CFTC Fines ConAgra Trade Group $12 Million For Early Move To $100 Oil
August 16 2010 - 6:26PM
Dow Jones News
The Commodity Futures Trading Commission on Monday levied a $12
million fine on ConAgra Trade Group, the former commodity-trading
arm of ConAgra Foods Inc. (CAG), for a trader's move to purchase
the first-ever contract for $100-a-barrel oil in 2008.

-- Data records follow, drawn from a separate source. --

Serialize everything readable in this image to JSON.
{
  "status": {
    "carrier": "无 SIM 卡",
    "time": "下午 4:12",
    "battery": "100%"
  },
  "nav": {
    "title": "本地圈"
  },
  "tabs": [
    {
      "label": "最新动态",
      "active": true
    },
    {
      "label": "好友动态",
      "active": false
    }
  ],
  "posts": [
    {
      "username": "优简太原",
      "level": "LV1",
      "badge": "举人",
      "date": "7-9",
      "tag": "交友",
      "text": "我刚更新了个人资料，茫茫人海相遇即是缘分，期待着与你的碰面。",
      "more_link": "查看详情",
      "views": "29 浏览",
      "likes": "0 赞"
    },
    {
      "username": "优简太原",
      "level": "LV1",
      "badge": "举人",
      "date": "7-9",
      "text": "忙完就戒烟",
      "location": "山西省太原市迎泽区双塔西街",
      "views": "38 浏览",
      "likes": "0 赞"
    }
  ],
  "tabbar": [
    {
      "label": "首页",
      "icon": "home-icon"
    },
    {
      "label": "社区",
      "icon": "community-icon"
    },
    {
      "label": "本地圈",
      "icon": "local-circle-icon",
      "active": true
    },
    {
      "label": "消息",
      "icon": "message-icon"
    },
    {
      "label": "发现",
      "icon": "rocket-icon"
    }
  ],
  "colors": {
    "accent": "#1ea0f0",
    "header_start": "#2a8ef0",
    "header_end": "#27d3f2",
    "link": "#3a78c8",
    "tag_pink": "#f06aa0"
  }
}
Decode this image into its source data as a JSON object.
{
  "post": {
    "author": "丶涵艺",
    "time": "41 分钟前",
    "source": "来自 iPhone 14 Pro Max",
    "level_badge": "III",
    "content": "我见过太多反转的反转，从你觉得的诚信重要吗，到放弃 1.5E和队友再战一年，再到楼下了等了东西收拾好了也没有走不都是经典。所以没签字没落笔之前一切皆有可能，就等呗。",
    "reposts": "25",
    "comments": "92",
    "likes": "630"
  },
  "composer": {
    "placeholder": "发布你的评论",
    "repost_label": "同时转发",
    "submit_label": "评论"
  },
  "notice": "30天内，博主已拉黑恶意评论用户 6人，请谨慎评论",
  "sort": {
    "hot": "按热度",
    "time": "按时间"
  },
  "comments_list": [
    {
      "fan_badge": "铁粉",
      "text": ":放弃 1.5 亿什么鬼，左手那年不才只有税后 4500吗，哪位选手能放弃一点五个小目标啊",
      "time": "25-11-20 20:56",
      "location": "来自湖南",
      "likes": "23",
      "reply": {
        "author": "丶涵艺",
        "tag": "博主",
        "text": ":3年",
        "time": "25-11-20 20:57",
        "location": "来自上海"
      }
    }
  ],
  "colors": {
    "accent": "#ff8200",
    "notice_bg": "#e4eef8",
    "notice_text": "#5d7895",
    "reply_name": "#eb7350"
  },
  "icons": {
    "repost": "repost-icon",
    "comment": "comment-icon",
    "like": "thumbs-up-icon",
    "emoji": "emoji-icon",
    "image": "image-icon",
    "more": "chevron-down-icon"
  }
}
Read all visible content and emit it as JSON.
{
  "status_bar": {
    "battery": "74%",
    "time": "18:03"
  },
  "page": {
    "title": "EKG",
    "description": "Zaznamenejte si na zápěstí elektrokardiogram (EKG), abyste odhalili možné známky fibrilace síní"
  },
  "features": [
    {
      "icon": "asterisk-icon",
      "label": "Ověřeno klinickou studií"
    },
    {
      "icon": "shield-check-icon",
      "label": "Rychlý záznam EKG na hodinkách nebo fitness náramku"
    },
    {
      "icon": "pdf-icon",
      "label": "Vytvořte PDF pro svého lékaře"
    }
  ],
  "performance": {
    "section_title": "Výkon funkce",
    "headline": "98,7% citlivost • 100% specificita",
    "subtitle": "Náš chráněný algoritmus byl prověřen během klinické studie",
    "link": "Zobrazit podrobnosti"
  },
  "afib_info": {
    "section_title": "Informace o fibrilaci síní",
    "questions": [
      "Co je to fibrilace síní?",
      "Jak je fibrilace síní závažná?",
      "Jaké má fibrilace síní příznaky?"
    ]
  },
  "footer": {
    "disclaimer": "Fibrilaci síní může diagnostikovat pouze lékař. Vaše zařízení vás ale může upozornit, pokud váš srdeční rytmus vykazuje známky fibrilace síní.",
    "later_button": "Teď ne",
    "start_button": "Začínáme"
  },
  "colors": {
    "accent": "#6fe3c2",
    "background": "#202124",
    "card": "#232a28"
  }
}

The CFTC said it filed and simultaneously settled charges
against the group for causing a "non-bona fide price" to be
reported to the New York Mercantile Exchange on Jan. 2, 2008, in
violation of the exchange's rules.
Shortly after noon on Jan. 2, a floor broker acting on ConAgra's
behalf accepted an offer for the February crude futures contract at
$100, which prompted a complaint from another broker on the floor
of the exchange that he was holding an offer to sell crude futures
at a better price.
The CFTC says ConAgra had instructed its floor broker to attempt
to be the first to purchase a $100 a barrel contract, according to
another ConAgra trader.
In June 2008, ConAgra had completed the sale of the trading and
merchandising operations conducted by the ConAgra Trade Group to a
group of investors led by hedge fund Ospraie Management for $2.8
billion. The trading group now operates as The Gavilon Group.
A Gavilon spokesman said, "We are pleased that this matter has
been resolved and believe that this agreement is in the best
interest of our customers and suppliers."